The death tax plays a role, as explained in a column for the Hartford Courant.
Connecticut spends beyond its means and, therefore, taxes more than it should. …they’re driving the largest taxpayers away. We’ve passed the tipping point beyond which higher taxes beget lower revenues… The wealthy, in particular, have decided in swelling numbers they won’t be caught dead — literally — in our state. Evidence strongly suggests that estate and gift taxes are the final straw. To avoid Connecticut’s estate tax, wealthy families are moving to one of the 36 states without one.
And the loss of productive people means the loss of associated economic activity.
Including tax revenue.
Where wealthy families choose to establish residency has important ramifications for Connecticut’s economy and fiscal health. The earlier these golden geese flee, the greater the cumulative loss of golden eggs in the form of income taxes, sales taxes, jobs created by their companies, philanthropic support and future generations of precious taxpayers.
The data on tax-motivated migration is staggering.
Between 2010 and 2013, the number of federal tax returns with adjusted gross incomes of $1 million or more grew only 9.5 percent here vs. 22 percent in Massachusetts, 16 percent in New York and Rhode Island, and 30 percent in Florida. Slow economic growth and ever higher taxes are both cause and effect of out-migration. …In 2008, the state Department of Revenue Services asked accountants and tax lawyers whether clients moved out of state due to the estate tax, and 53 percent of respondents said it was the principal reason. …The outflow accelerated following 2011’s historic $2.5 billion tax increase. In the following two years, Connecticut suffered a net out-migration of more than 27,000 residents who took nearly $4 billion in annual adjusted gross income elsewhere, a stunning $500,000 per household. According to the Yankee Institute, the average adjusted gross income of each person leaving tripled in the past 10 years. At an average tax rate of 6.5 percent, this represents more than $250 million in lost income tax revenue annually, which is 50 percent more than the state collected in estate and gift taxes in 2014.

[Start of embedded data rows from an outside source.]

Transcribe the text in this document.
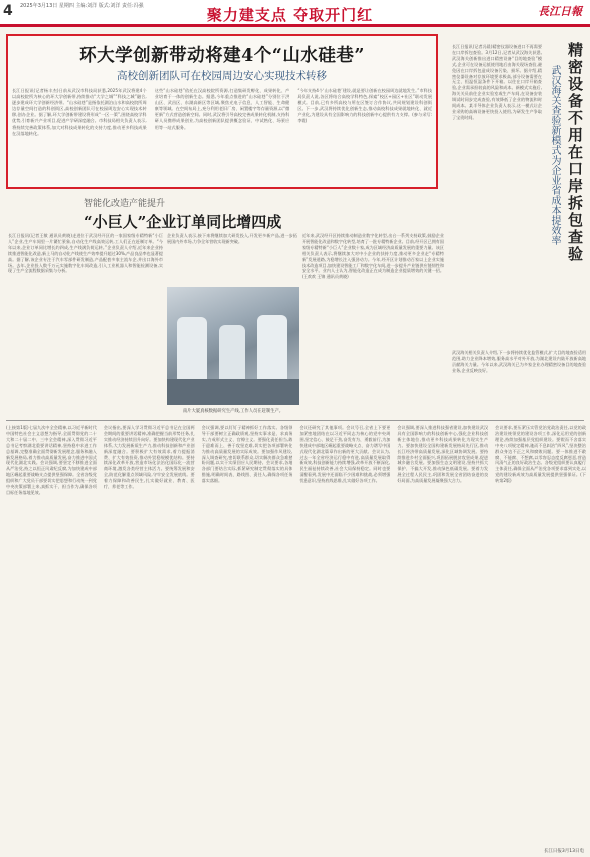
4 2025年3月13日 星期四 主编:刘洋 版式:刘洋 责任:冯强	聚力建支点 夺取开门红	長江日報
环大学创新带动将建4个“山水硅巷”
高校创新团队可在校园周边安心实现技术转移
长江日报讯(记者杨丰杰)日前从武汉市科技局获悉,2025年武汉将建4个以高校院所为核心的环大学创新带,持续推动“大学之城”“科技之城”融合,逐步建成环大学创新经济带。“山水硅巷”是指依托湖泊山水和高校院所周边存量空间打造的科创街区,高校创新团队可在校园周边安心实现技术转移,创办企业。据了解,环大学创新带建设将形成“一区一策”,围绕高校学科优势,引育新兴产业项目,促进产学研深度融合。市科技局相关负责人表示,将持续完善政策体系,加大对科技成果转化的支持力度,推动更多科技成果在汉落地转化。
这些“山水硅巷”依托在汉高校院所资源,打造集研发孵化、成果转化、产业培育于一体的创新生态。据悉,今年重点推进的“山水硅巷”分别位于洪山区、武昌区、东湖高新区等区域,聚焦光电子信息、人工智能、生命健康等领域。在空间布局上,充分利用老旧厂房、闲置楼宇等存量资源,以“微更新”方式营造创新空间。同时,武汉将引导高校完善成果转化机制,支持科研人员携带成果创业,为高校创新团队提供概念验证、中试熟化、场景应用等一站式服务。
“今年支持4个‘山水硅巷’建设,就是要让创新在校园周边就地发生。”市科技局负责人说,各区将结合高校学科特色,探索“校区+园区+社区”联动发展模式。目前,已有多所高校与所在区签订合作协议,共同规划建设科创街区。下一步,武汉将持续优化创新生态,推动高校科技成果就地转化、就近产业化,为建设具有全国影响力的科技创新中心提供有力支撑。(参与采写:李霞)
长江日报讯(记者冯晨)精密仪器设备进口不再需要在口岸拆包查验。3月12日,记者从武汉海关获悉,武汉海关创新推出进口精密设备“目的地查验”模式,企业可在设备运抵使用地后由海关现场查验,避免因在口岸拆包造成设备污染、损坏。据介绍,精密仪器设备对存放环境要求极高,部分设备需要在无尘、恒温恒湿条件下开箱。以往在口岸开箱查验,企业需承担较高的风险和成本。新模式实施后,海关关员前往企业实验室或生产车间,在设备安装调试时同步完成查验,有效降低了企业的物流和时间成本。某半导体企业负责人表示,这一模式让企业采购的高端设备更快投入使用,为研发生产争取了宝贵时间。	精密设备不用在口岸拆包查验
武汉海关查验新模式为企业省成本提效率
武汉海关相关负责人介绍,下一步将持续优化监管模式,扩大目的地查验适用范围,助力企业降本增效,服务高水平对外开放,为湖北建设内陆开放新高地贡献海关力量。今年以来,武汉海关已为多家企业办理精密设备目的地查验业务,企业反映良好。
智能化改造产能提升
“小巨人”企业订单同比增四成
长江日报讯(记者王敏 通讯员黄晓)走进位于武汉经开区的一家国家级专精特新“小巨人”企业,生产车间里一片繁忙景象,自动化生产线高效运转,工人们正在赶制订单。“今年以来,企业订单同比增长约四成,生产线满负荷运转。”企业负责人介绍,近年来企业持续推进智能化改造,新上马的自动化产线使生产效率提升超过30%,产品良品率也显著提高。据了解,该企业专注于汽车零部件研发制造,产品配套多家主流车企,并出口海外市场。去年,企业投入数千万元实施数字化车间改造,引入工业机器人和智能检测设备,实现了生产全流程数据采集与分析。
企业负责人表示,接下来将继续加大研发投入,开发更多新产品,进一步拓展国内外市场,力争全年营收实现新突破。
近年来,武汉经开区持续推动制造业数字化转型,出台一系列支持政策,鼓励企业开展智能化改造和数字化转型,培育了一批专精特新企业。目前,经开区已拥有国家级专精特新“小巨人”企业数十家,成为区域经济高质量发展的重要力量。该区相关负责人表示,将继续加大对中小企业的扶持力度,推动更多企业走“专精特新”发展道路,为稳增长注入强劲动力。今年,经开区计划推动百家以上企业实施技术改造项目,加快建设智能工厂和数字化车间,进一步提升产业链供应链韧性和安全水平。业内人士认为,智能化改造正在成为制造企业提质增效的关键一招。(王欢欢 王锦 通讯员黄晓)
南片大厦真核数据研究生产线,工作人员在赶制生产。
(上接第1版)七届九次中全会精神,以习近平新时代中国特色社会主义思想为指导,全面贯彻党的二十大和二十届二中、三中全会精神,深入贯彻习近平总书记考察湖北重要讲话精神,坚持稳中求进工作总基调,完整准确全面贯彻新发展理念,服务和融入新发展格局,着力推动高质量发展,奋力推进中国式现代化湖北实践。会议强调,要坚定不移推进全面从严治党,持之以恒正风肃纪反腐,为加快建成中部地区崛起重要战略支点提供坚强保障。全省各级党组织和广大党员干部要切实把思想和行动统一到党中央决策部署上来,真抓实干、担当作为,确保各项目标任务落地见效。
会议指出,要深入学习贯彻习近平总书记在全国两会期间的重要讲话精神,准确把握当前形势任务,扎实推动经济持续回升向好。要加快构建现代化产业体系,大力发展新质生产力,推动科技创新和产业创新深度融合。要积极扩大有效需求,着力提振消费、扩大有效投资,推动外贸稳规模优结构。要持续深化改革开放,营造市场化法治化国际化一流营商环境,激发各类经营主体活力。要统筹发展和安全,防范化解重点领域风险,守牢安全发展底线。要着力保障和改善民生,扎实做好就业、教育、医疗、养老等工作。
会议强调,要以钉钉子精神抓好工作落实。各级领导干部要树立正确政绩观,坚持实事求是、求真务实,力戒形式主义、官僚主义。要强化责任担当,敢于迎难而上、善于攻坚克难,切实把各项部署转化为推动高质量发展的实际成效。要加强作风建设,深入调查研究,密切联系群众,切实解决群众急难愁盼问题,以实干实绩回应人民期待。会议要求,各地各部门要结合实际,抓紧研究制定贯彻落实的具体措施,明确时间表、路线图、责任人,确保各项任务落实落细。
会议还研究了其他事项。会议号召,全省上下要更加紧密地团结在以习近平同志为核心的党中央周围,坚定信心、鼓足干劲,奋发有为、勇毅前行,为加快建成中部地区崛起重要战略支点、奋力谱写中国式现代化湖北篇章作出新的更大贡献。会议认为,过去一年全省经济运行稳中有进,高质量发展取得新成效,科技创新能力持续增强,改革开放不断深化,民生福祉持续改善,社会大局保持稳定。同时也要清醒看到,发展中还面临不少困难和挑战,必须增强忧患意识,坚持底线思维,扎实做好各项工作。
会议强调,要深入推进科技强省建设,加快建设武汉具有全国影响力的科技创新中心,强化企业科技创新主体地位,推动更多科技成果转化为现实生产力。要加快建设全国构建新发展格局先行区,推动长江经济带高质量发展,深化区域协调发展。要持续推进乡村全面振兴,巩固拓展脱贫攻坚成果,促进城乡融合发展。要加强生态文明建设,坚持共抓大保护、不搞大开发,推动绿色低碳发展。要着力发展全过程人民民主,巩固和发展全省团结奋进的良好局面,为高质量发展凝聚强大合力。
会议要求,要压紧压实管党治党政治责任,以党的政治建设统领党的建设各项工作,深化运用党的创新理论,持续加强基层党组织建设。要锲而不舍落实中央八项规定精神,驰而不息纠治“四风”,坚决整治群众身边不正之风和腐败问题。要一体推进不敢腐、不能腐、不想腐,以零容忍态度反腐惩恶,营造风清气正的良好政治生态。各级党组织要认真履行主体责任,确保全面从严治党各项要求落到实处,以党的建设新成效为高质量发展提供坚强保证。(下转第2版)
长江日报3月13日电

By the way, just in case some of you are skeptical and think that Connecticut’s deterioration is somehow unconnected to tax policy, I’ll close with this excerpt from some academic research that calculated the nationwide impact of state tax policy differences.
We consider the complete sample of all U.S. establishments from 1977-2011 belonging to firms with at least 100 employees and having operations in at least two states. On the extensive margin, we find that a one percentage point increase (decrease) in the state corporate tax rate leads to the closing (opening) of 0.03 establishments belonging to firms organized as C corporations in the state. This corresponds to an average change in the number of establishments per C corporation of 0.4%. A similar analysis shows that a one percentage point change in the state personal tax rate a§ects the number of establishments in the state per pass-through entity by 0.2-0.3%. These effects are robust to controls for local economic conditions and heterogeneous time trends. …This lends strong support to the view that tax competition across states is economically relevant.
To be sure, the numbers cited above may not sound large.
But keep in mind that small changes, if sustained over time, grow into very big results.
In the case of Connecticut, we have a state that has suffered dramatic negative consequences ever since the income tax was imposed back in 1991.